His withdrawal left her teetering between the belief he feared she’d expect more from him and the thought she might have hurt him with her rejection. She factored out the idea he was sulking immediately. Josh didn’t do negative. She’d never know the answer because she couldn’t raise the subject. His calmness allowed her to
stay and keeping him safe mattered more than ever. She refused to ask herself why.
Once inside the loft, she made a point of going over her notes and debriefing Josh. They discussed the outcome of the hearing. He asked her about the presence of other agents in the room and how communication with RG’s agents had worked.
“You did an excellent job of handling security while acting as my P.A.,” he summed up.
****
After changing into jeans and sweaters, they took up their customary positions at their desks. While Josh had assigned her a single computer, he sat in front of a bank of them, sophisticatedly interfaced for the hard core programming he handled.
He peered at her surreptitiously over the top of his computer screen. She typed steadily, scanning the room every few seconds, her key strokes slowing as she listened alertly. Her gaze always swept across him for a second, and he felt it like a lover’s touch, even though he knew to her it was business.
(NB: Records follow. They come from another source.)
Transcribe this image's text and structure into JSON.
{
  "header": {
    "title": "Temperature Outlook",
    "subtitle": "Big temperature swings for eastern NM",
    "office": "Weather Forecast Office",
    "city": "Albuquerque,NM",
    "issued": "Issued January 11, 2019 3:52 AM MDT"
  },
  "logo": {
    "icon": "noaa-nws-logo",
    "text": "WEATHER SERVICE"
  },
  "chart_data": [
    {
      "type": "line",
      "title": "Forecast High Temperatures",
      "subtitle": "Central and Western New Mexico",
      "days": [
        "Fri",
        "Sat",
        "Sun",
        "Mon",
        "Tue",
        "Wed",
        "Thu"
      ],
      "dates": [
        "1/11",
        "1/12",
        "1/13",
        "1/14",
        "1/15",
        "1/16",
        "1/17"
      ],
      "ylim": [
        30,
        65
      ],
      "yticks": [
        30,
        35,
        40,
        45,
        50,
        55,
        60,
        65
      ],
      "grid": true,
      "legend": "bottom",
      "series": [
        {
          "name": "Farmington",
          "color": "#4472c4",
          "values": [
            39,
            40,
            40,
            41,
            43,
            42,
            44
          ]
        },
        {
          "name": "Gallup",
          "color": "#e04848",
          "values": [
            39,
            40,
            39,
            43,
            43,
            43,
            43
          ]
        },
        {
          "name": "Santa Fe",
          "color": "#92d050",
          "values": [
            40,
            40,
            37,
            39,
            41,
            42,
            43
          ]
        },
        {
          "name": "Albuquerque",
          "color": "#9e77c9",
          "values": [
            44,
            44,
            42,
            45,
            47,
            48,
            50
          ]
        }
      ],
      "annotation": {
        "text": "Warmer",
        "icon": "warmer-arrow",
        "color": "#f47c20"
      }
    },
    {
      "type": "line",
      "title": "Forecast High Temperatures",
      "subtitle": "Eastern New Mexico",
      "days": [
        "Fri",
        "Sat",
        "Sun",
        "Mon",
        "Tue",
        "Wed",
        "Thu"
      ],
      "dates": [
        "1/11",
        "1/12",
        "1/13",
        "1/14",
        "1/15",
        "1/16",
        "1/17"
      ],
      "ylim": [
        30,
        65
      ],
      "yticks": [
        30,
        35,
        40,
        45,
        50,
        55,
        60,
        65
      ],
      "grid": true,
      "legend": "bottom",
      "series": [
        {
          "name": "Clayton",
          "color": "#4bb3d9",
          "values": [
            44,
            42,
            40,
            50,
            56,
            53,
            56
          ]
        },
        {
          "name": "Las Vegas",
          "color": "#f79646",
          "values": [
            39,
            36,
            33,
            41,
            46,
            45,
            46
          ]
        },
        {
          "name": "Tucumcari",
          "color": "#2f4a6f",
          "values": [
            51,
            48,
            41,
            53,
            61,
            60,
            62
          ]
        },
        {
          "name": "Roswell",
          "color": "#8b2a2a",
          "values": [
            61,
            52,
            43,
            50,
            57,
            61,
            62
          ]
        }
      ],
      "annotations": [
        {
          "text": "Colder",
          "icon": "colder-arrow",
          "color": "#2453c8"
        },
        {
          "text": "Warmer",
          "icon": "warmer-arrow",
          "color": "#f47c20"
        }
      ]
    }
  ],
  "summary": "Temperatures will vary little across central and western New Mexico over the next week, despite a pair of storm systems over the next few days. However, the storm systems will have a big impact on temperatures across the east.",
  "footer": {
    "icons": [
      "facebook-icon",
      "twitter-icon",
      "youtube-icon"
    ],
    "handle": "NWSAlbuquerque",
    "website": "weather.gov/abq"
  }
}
She handled the routine security checks easily. She appeared content, more relaxed than usual, while she ran his programs and checked for intruders. She seemed to enjoy virtual security. He teased himself with the idea of offering her a fulltime job, keeping her with him when he no longer needed a bodyguard. But he held back. Hiring her would put her out of bounds for the intimate relationship he desired. It would also make her presence extremely painful if she continued to reject him.
The higher security clearance he’d obtained for her allowed her to monitor all his contracts. He could focus on his prototype, ATP-1, fulltime. His creative break-through brought him one step closer. Tonight, he’d build a piece of hardware and install the final safeguard to his spyware.
The long hours catching up with work helped dilute the tension between them. Since their “near sex” experience, as he thought of it, Cat had exercised and eaten apart from him. He would soon circumvent her tactics. He needed to find a way to bring her close again, get her to spend time with him outside the job.
When Jake phoned, Josh took the call and started smiling. Ask and you shall receive. He was whistling when he hung up and went looking for Cat.